Each year, more than 40 million Americans present to US emergency departments (EDs) for evaluation after trauma exposure. While the majority of these individuals recover, an important subset develops adverse posttraumatic neuropsychiatric sequelae. These posttraumatic neuropsychiatric sequelae include traditionally categorized outcomes such as posttraumatic stress disorder (PTSD), depression, minor traumatic brain injury (MTBI), and regional or widespread pain. However, these previous definitions of outcome have limited progress, and we now appreciate that the actual trajectories of posttraumatic neuropsychiatric sequelae are multidimensional, incorporating a range of specific outcomes that may be best understood, and optimally targeted for intervention, by dividing across specific domains of functioning. Available clinical trial data provide preliminary evidence that the risk of such posttraumatic neuropsychiatric sequelae can be significantly reduced by early preventive interventions. However, the development of such preventive interventions is currently prevented by the following critical barriers: (1) limited understanding of posttraumatic neuropsychiatric sequelae at a biobehavioral level; (2) limited understanding of pathophysiologic mechanisms of posttraumatic neuropsychiatric sequelae onset and course; and (3) a lack of risk prediction tools that accurately and comprehensively determine those posttraumatic neuropsychiatric sequelae to which an
individual is vulnerable.

The AURORA study represents a major national initiative to improve the understanding, prevention, and treatment of posttraumatic neuropsychiatric sequelae.
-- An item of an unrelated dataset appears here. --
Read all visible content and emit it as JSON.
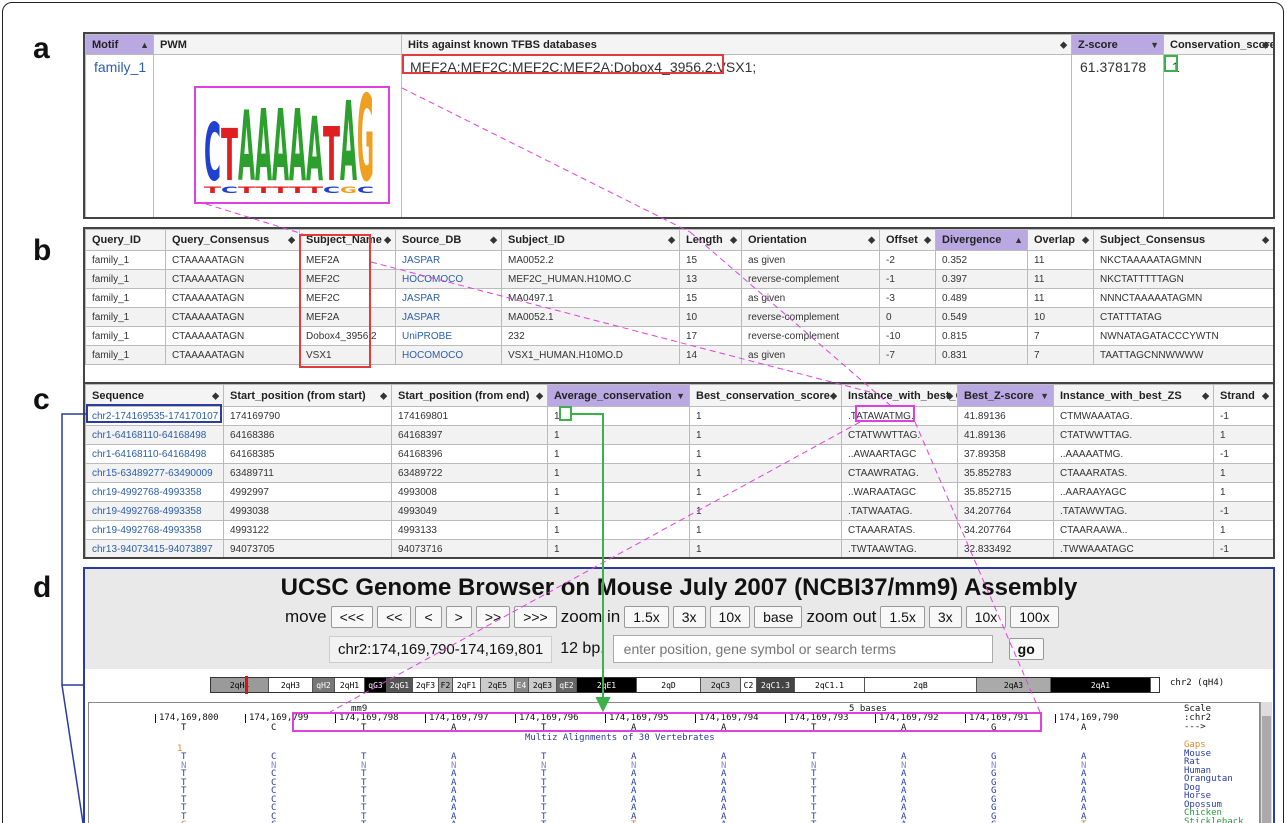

Five thousand participants who present to the emergency department for evaluation after trauma exposure, meet screening and eligibility criteria, and consent to the study will undergo a brief baseline assessment of trauma-related, psychosocial, neurocognitive, and biological factors. Participants will then receive ecological monitoring, and will complete physiologic, biologic, neurocognitive, symptom, and health outcome assessments during one-year follow-up. Subsamples of study participants will undergo in-person deep phenotyping at 2 weeks and 6 months, consisting of biologic collection, functional magnetic resonance imaging (fMRI), and psychophysical evaluation. The wealth of first-in-kind information gained from this study will be used to overcome critical barriers to the prevention and treatment of common, morbid posttraumatic neuropsychiatric sequelae, and will allow the development of urgently needed preventive/treatment interventions for civilian and veteran populations that experience tremendous suffering.